Flux financiers illicites

La Cemac au cœur du financement du terrorisme

C’est ce qui transparaît d’une tribune de l’ancien secrétaire permanent (SP) du Groupe d’action contre le blanchiment d’argent en Afrique centrale (Gabac), Désiré Geoffroy Mbock, publiée dans l’édition du mercredi 2 mai 2018 de Cameroon-tribune (CT).

Dans son réquisitoire, l’auteur pointe un doigt accusateur vers « les opérations de transferts de fonds et de change manuel, certes  aux avantages socioéconomiques certains, mais qui comportent des risques croissants de blanchiment de capitaux et de financement du terrorisme (BC/FT) ». Pour les transferts de fonds, ces risques sont liés à « une absence de réglementation spécifique, une faiblesse dans la traçabilité des transactions et l’absence d’un système de gestion et d’évaluation de ces risques  sur les nouveaux produits et les nouvelles pratiques commerciales ».

Dans ce contexte, l’analyse des données disponibles indiquent que, pour une zone (Cemac) qui connaît des difficultés économiques et financières, Désiré Geoffroy Mbock observe que « le volume consolidé des envois [à l’extérieur] à partir de la Communauté économique et monétaire de l’Afrique centrale (Cemac), au cours de la période 2013-2016, s’établit à 2 228,76 milliards de FCFA alors que les réceptions ne se situent qu’à 1 171,92 milliards de FCFA, soit un écart de 1 056,84 milliards de FCFA ».

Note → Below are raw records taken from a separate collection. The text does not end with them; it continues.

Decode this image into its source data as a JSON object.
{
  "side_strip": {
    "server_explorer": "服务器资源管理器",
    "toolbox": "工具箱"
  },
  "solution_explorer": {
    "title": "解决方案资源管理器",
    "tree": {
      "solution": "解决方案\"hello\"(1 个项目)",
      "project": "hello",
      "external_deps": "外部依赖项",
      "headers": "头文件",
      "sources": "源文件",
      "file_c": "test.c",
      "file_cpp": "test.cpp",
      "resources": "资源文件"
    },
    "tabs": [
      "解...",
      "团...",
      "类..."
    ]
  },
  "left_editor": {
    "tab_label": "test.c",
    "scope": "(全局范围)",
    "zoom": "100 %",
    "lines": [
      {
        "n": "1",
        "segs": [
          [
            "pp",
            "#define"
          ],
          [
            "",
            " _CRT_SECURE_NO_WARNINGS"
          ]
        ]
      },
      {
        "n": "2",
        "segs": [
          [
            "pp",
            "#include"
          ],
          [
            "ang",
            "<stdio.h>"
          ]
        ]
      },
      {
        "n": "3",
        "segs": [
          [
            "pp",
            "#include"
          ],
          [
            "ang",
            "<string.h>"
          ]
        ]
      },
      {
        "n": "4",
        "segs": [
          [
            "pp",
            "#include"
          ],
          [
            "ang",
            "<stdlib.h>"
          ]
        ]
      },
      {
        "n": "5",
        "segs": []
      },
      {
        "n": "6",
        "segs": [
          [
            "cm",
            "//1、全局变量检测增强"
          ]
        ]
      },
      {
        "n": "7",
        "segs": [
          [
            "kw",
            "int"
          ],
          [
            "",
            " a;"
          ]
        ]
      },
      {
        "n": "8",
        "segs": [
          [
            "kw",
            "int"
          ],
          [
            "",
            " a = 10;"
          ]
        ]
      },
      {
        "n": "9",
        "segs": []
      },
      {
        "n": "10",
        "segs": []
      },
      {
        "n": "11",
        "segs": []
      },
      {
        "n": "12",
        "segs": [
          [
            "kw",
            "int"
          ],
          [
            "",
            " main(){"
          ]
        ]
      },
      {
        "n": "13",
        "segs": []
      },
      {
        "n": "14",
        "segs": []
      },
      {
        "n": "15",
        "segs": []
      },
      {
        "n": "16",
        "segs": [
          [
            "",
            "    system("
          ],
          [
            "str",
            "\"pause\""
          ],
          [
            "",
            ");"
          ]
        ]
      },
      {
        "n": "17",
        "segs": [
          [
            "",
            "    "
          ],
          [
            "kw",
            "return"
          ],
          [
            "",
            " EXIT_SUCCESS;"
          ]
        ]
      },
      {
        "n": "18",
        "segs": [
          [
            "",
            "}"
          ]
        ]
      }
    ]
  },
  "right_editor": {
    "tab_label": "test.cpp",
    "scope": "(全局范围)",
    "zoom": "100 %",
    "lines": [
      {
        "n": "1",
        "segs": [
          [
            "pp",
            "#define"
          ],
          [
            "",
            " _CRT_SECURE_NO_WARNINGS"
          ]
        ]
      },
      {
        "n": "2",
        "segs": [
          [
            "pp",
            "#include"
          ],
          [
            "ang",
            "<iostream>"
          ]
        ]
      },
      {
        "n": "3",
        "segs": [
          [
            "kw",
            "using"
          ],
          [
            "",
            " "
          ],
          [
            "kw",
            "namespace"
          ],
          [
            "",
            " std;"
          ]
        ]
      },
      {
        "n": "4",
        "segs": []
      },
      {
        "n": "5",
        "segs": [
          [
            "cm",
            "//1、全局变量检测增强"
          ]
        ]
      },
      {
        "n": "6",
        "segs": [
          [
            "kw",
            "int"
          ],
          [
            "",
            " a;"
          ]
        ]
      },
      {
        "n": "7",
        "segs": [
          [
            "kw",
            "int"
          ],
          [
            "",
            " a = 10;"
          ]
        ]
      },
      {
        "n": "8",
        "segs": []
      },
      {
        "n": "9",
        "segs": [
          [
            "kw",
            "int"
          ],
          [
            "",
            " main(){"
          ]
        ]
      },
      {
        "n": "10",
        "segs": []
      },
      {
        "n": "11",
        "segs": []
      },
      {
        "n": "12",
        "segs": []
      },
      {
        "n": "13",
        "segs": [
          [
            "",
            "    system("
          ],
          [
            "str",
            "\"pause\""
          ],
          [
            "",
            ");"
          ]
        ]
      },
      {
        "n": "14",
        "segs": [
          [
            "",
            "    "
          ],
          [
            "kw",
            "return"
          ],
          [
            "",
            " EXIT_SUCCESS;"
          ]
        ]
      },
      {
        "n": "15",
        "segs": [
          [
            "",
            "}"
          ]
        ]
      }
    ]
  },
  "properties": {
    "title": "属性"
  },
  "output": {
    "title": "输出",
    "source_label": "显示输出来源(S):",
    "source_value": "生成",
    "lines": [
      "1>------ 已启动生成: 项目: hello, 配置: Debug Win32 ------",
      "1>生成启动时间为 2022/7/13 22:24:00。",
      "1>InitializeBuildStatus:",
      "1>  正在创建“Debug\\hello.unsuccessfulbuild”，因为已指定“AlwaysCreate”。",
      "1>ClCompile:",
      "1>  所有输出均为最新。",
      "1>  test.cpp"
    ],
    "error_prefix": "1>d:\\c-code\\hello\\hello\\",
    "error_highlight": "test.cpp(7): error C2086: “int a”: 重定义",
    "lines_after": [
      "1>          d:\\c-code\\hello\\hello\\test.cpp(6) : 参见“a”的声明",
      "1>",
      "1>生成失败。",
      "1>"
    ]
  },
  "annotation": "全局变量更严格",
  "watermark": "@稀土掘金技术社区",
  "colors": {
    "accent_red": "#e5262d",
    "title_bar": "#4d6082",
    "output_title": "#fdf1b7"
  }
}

Les chiffres donnent du tournis pour les transactions de la Cemac avec les différentes régions du monde. En effet, au cours de la période sus-indiquée, l’Afrique de l’Ouest a reçu de cette zone 774 689 521 760 FCFA contre 68 057 619 280 FCFA d’envoi en direction de la Cemac. Le fait pour les ressortissants de cette partie de l’Afrique d’être actifs dans le trafic illicite des pierres précieuses fait dire à M. Mbock que « Les produits de telles activités font l’objet de BC/FT dans certains pays de destination connus pour abriter des groupes terroristes ».

Le déséquilibre dans les échanges entre la Cemac et d’autres régions du monde s’observe également avec l’Afrique du Nord : « Les flux financiers entre les deux parties sont en défaveur de la première avec des sorties de 89 257 176 960 FCFA (avec 88% vers le Maroc et la Tunisie)  vers l’Afrique du Nord qui ne dépose que 15 812 824 160 FCFA en Afrique centrale, dont 70% en provenance de la Lybie ».  Si les envois au Maroc et en Tunisie peuvent se justifier par le financement des études de nombreux étudiants originaires de la zone Cemac, le tourisme sanitaire et les affaires, le Maroc reçoit également de l’argent pour le trafic des migrants. « Par ailleurs, écrit l’ancien SP du Gabac, il est fort probable que l’argent venant de la Lybie, exclusivement destiné au Tchad, ait servi à financer Boko Haram et des groupes djihadistes sévissant au Mali, au Niger et ailleurs en Afrique de l’Ouest. »

Liban

« Pour ce qui est du Moyen-Orient, les Etats de la Cemac ont envoyé 234 441 448 080 FCFA dans les pays de cette Région et n’en ont reçu que 47 496 770 160 FCFA », écrit Désiré Geoffroy Mbock. Qui poursuit : « A la première analyse des statistiques, on observe qu’avec 221 484 944 800 FCFA, le Liban et les Emirats arabes unis (EAU) ont, à eux seuls, reçu 94,4% des flux destinés au Moyen Orient. » Au cours de la période 2013-2016, les EAU, le Liban, l’Arabie Saoudite et le Qatar ont envoyé environ 87,71% de l’argent reçu par la zone Cemac. Une emphase est faite sur le Liban. En effet, l’auteur pense qu’« il est fort plausible qu’une partie non négligeable des fonds transférés vers ce pays soit d’origine criminelle (fraude fiscalo-douanière, trafic illégal et à grande échelle des bois rares, des minéraux précieux et même des stupéfiants, commissions issues de l’exploitation des parcs immobiliers construits avec l’argent provenant des détournements de fonds par des personnes politiquement exposées dont les Libanais servent de prête noms, etc.) et traduise un phénomène de blanchiment d’argent.